Air Force Public Affairs Guidance: OPSEC and Public Engagement Reset. by Jared Keller

Operational security is no joke. Indeed, the guidance explicitly cited several recent failures detailed in accompanying slides, first obtained and published in the popular Facebook community Air Force amn/nco/snco: A December 2017 Fox News story allegedly detailed a worrying maintenance breakdown during B-1B sorties in the Pacific; a January 2018 Guardian story purportedly provided insights into how the service attacks targets worldwide; and a February 2018 Denver Post story on a secretive space center near Colorado Springs that “inadvertently identified a national center of gravity” to potential enemies. The Air Force has yet to explain how these three instances put U.S. service members in any actual danger. 

But totally freezing out the American public for four months under the auspices of “operational security” is a joke considering the American public bears the cost for the pivot back Afghanistan, ever-expanding global counter-ISIS fight, and ever-present threats from North Korea and Russia. Beyond that, it’s the culmination of a year-long retreat by Pentagon flaks from the cold, hard judgment of informed voters (and, more importantly, taxpayers) from whom military planners are extorting billions for more Forever Wars.

Related: Congress Needs To Take Back Responsibility For Sending Troops To Conflict Zones »

To recap, the Trump administration announced in March 2017 that it would no longer disclose upcoming troop deployments to Iraq and Syria to fight ISIS as part of Operation Inherent Resolve. The decision was made “on order to maintain tactical surprise, ensure operational security and force protection,” Pentagon spokesman Eric Pahon said at the time. The following August, Trump used the much-awaited unveiling of his Afghan war strategy to curb disclosures regarding troop levels for Operation Resolute Support there — less than two months after officially handing “total authority” (and total responsibility!) to Secretary of Defense James Mattis.

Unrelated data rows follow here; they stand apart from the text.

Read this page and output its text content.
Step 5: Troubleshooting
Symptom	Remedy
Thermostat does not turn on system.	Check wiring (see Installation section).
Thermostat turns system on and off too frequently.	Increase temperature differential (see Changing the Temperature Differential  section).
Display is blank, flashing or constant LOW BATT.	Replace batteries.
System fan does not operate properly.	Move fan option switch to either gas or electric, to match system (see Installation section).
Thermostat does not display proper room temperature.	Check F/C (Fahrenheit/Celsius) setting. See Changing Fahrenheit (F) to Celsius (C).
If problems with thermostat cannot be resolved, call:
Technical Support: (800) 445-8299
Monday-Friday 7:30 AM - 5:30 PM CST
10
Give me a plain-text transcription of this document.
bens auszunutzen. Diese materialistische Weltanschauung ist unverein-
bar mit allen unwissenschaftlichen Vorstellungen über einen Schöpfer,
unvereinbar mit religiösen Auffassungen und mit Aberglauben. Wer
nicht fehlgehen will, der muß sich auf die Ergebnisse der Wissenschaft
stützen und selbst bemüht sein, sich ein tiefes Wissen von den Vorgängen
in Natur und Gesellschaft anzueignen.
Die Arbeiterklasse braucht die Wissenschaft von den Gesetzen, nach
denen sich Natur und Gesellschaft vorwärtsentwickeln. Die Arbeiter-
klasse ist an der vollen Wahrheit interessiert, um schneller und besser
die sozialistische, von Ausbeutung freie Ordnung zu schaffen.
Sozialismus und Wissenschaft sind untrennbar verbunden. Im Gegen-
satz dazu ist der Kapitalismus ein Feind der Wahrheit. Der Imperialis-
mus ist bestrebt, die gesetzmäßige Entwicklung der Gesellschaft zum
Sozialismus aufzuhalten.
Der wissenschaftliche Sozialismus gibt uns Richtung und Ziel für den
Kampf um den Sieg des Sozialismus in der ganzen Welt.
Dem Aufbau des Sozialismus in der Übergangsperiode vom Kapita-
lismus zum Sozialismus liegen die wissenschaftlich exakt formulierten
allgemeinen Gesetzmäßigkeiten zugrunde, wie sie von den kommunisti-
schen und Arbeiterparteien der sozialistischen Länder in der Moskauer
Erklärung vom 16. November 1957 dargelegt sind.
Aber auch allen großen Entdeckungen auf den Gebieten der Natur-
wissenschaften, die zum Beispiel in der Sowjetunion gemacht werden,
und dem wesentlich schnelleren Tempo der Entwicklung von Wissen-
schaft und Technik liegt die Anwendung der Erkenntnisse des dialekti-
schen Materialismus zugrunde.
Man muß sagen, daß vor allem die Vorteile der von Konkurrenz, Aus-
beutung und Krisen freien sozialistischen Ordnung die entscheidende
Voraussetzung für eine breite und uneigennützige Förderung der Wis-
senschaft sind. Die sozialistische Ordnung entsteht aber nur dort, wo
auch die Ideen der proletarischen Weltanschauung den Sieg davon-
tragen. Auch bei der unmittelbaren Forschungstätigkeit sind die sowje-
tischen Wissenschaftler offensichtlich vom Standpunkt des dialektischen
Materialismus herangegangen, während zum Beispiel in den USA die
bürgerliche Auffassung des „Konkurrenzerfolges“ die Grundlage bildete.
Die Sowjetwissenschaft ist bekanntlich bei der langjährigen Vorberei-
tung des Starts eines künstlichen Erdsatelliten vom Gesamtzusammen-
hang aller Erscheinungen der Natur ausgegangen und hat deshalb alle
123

It’s worth noting that these decisions don’t just apply to brigade or platoon-level movements that could actually give an enemy an advantage, but basic things like, y’know, how long this whole war thing may drag on. “I’ve said many times how counterproductive it is for the United States to announce in advance the dates we intend to begin, or end, military operations,” Trump said at the time. “We will not talk about numbers of troops or our plans for further military activities.”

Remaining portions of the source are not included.